UN Group Would Try to Slow Bird Flu in Humans
Posted on: Sunday, 12 March 2006, 06:00 CST
By Tom Wright
Efforts to contain a human pandemic of bird flu are likely to fail, the World Health Organization said Friday. But experts are moving ahead with a plan for slowing the spread of the virus to buy time and have more vaccine ready for treating people in the event of widespread human-to-human transmission.
After a week of talks by about 70 health experts, agency officials said they planned to create a task force of 100 experts charged with helping countries identify outbreaks and putting in place containment measures.

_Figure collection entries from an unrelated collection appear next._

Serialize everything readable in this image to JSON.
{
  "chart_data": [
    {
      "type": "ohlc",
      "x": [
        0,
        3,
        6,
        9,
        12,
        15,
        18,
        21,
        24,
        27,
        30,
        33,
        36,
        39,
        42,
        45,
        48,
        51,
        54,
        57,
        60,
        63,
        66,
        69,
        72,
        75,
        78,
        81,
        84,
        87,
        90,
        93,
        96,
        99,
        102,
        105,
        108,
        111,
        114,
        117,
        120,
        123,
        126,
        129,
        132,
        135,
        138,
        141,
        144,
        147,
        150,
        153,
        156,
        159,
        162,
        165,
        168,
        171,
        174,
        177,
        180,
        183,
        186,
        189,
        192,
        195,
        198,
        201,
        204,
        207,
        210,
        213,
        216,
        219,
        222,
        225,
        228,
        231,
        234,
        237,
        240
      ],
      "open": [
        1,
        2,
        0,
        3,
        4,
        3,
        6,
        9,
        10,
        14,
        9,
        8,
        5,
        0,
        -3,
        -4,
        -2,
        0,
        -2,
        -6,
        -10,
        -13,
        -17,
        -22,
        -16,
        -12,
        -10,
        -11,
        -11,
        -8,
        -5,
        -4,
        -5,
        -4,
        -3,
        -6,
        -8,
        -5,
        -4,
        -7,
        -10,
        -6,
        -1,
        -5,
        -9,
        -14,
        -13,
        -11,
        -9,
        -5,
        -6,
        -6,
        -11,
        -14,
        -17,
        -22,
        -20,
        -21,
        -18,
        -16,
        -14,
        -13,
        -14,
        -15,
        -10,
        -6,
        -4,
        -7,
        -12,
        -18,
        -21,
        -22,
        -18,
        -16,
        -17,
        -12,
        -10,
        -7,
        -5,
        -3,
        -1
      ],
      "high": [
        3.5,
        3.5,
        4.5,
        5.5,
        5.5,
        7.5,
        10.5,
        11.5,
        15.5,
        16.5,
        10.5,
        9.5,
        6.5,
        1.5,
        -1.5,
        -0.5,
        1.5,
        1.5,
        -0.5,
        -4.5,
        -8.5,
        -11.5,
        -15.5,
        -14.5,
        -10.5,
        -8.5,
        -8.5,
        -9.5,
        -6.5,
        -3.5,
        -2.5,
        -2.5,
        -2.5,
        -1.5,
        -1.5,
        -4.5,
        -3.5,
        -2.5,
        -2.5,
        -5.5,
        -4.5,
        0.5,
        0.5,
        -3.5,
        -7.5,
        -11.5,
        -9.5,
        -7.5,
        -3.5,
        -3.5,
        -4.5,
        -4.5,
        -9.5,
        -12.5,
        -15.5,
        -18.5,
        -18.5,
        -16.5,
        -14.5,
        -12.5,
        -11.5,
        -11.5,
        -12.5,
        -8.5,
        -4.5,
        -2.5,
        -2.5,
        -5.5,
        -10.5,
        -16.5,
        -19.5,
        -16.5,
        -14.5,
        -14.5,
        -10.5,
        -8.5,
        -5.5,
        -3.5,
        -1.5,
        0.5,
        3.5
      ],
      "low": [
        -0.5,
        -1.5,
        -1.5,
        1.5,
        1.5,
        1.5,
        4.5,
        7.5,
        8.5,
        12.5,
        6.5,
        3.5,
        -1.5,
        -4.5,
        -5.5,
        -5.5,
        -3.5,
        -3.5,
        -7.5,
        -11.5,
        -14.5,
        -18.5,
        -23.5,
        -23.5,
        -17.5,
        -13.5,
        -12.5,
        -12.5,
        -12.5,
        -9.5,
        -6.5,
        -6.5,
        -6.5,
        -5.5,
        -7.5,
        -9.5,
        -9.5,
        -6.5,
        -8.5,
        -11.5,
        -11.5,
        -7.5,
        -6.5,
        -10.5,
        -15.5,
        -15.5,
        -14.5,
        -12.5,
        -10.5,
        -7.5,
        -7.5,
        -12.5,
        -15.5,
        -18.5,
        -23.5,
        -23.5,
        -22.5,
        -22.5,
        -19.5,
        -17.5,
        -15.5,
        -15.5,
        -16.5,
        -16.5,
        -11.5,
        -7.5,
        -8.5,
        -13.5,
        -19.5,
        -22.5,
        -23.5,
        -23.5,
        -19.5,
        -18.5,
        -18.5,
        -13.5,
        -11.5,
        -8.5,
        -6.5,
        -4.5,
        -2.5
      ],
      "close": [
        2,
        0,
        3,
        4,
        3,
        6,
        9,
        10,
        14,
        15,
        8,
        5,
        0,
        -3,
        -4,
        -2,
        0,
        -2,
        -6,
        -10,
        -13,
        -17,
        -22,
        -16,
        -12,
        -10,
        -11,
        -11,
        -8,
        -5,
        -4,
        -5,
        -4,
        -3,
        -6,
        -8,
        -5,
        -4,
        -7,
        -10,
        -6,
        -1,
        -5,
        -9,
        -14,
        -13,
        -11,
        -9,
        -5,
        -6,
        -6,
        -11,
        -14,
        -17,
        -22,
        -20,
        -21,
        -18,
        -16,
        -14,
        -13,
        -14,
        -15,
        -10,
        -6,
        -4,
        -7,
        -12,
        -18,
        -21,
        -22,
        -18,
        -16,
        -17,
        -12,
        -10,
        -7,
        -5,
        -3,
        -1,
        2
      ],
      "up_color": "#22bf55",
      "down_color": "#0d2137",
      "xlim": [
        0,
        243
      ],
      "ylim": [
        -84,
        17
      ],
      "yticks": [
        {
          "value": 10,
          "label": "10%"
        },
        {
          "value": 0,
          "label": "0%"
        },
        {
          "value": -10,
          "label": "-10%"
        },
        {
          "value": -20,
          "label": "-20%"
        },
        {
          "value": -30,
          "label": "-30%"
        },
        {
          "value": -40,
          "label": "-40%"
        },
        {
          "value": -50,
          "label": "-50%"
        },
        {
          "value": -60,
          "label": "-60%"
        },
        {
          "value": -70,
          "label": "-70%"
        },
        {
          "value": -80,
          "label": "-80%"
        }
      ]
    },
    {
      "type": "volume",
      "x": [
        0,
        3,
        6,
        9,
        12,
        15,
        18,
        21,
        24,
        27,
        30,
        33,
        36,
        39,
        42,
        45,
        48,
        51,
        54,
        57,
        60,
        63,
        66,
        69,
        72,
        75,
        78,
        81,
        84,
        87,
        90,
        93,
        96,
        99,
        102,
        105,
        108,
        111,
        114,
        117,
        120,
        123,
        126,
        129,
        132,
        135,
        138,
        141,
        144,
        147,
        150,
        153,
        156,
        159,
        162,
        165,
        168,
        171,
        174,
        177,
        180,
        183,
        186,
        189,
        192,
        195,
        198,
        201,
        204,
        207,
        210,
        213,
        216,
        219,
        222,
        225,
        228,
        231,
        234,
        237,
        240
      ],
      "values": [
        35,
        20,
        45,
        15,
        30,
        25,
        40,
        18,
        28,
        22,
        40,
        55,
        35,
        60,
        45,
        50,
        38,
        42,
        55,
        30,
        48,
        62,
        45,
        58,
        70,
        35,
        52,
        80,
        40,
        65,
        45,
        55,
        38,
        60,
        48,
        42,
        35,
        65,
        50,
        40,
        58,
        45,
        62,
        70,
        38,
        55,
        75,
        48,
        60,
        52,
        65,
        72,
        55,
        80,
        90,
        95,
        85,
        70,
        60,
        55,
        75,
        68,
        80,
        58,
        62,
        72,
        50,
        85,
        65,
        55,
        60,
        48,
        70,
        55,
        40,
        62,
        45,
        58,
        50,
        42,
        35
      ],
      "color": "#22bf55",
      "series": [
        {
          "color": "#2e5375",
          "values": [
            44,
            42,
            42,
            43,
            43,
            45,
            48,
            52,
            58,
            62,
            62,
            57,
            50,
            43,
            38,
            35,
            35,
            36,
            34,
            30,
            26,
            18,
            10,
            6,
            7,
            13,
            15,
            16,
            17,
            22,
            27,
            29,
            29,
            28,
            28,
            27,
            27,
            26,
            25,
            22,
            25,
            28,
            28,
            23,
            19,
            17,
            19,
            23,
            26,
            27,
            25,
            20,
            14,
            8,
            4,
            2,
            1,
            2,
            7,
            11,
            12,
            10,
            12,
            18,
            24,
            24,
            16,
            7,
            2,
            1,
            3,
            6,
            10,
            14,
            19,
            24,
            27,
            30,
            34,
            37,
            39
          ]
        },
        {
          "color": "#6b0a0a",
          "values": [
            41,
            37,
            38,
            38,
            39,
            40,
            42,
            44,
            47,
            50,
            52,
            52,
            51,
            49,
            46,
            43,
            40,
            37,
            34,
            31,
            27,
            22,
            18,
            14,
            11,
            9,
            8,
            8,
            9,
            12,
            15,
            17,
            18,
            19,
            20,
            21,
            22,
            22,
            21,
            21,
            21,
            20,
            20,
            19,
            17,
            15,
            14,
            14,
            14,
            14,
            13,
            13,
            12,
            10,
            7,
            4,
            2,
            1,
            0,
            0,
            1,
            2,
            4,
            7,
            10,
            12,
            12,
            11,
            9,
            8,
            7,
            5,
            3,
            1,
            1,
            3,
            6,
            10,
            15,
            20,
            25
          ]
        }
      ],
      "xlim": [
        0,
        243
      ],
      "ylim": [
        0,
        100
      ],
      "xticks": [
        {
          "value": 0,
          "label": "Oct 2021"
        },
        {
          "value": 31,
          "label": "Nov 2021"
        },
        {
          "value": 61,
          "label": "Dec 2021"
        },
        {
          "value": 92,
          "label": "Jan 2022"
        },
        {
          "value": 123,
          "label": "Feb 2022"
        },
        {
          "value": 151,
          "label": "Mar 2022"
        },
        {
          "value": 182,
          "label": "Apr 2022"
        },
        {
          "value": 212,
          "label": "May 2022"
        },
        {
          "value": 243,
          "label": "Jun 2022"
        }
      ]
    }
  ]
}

But they noted that scientists still knew little about how the disease was transmitted, making it difficult to anticipate where and when it would strike.
"If we try to contain a pandemic," said Keiji Fukuda, coordinator of the global influenza program at the World Health Organization, "there really is a very good chance we will fail, that we will not be able to stop it."
He added, "However, there is also a very good chance that if we mount this kind of effort, we may slow down the spread of a pandemic virus early on."
The agency, an arm of the United Nations based in Geneva, hopes that its efforts will buy time for health officials and drug companies to develop a vaccine to protect people once a final strain of bird flu emerges in humans. Bird flu has so far infected 174 people, killing 96, mainly rural workers in Southeast Asia who came into close contact with infected poultry or wild birds. Millions of chickens have been culled since 1997 when the H5N1 virus first struck in Hong Kong. The disease re-emerged in 2003, recently spreading to poultry and wild birds in Europe and Africa.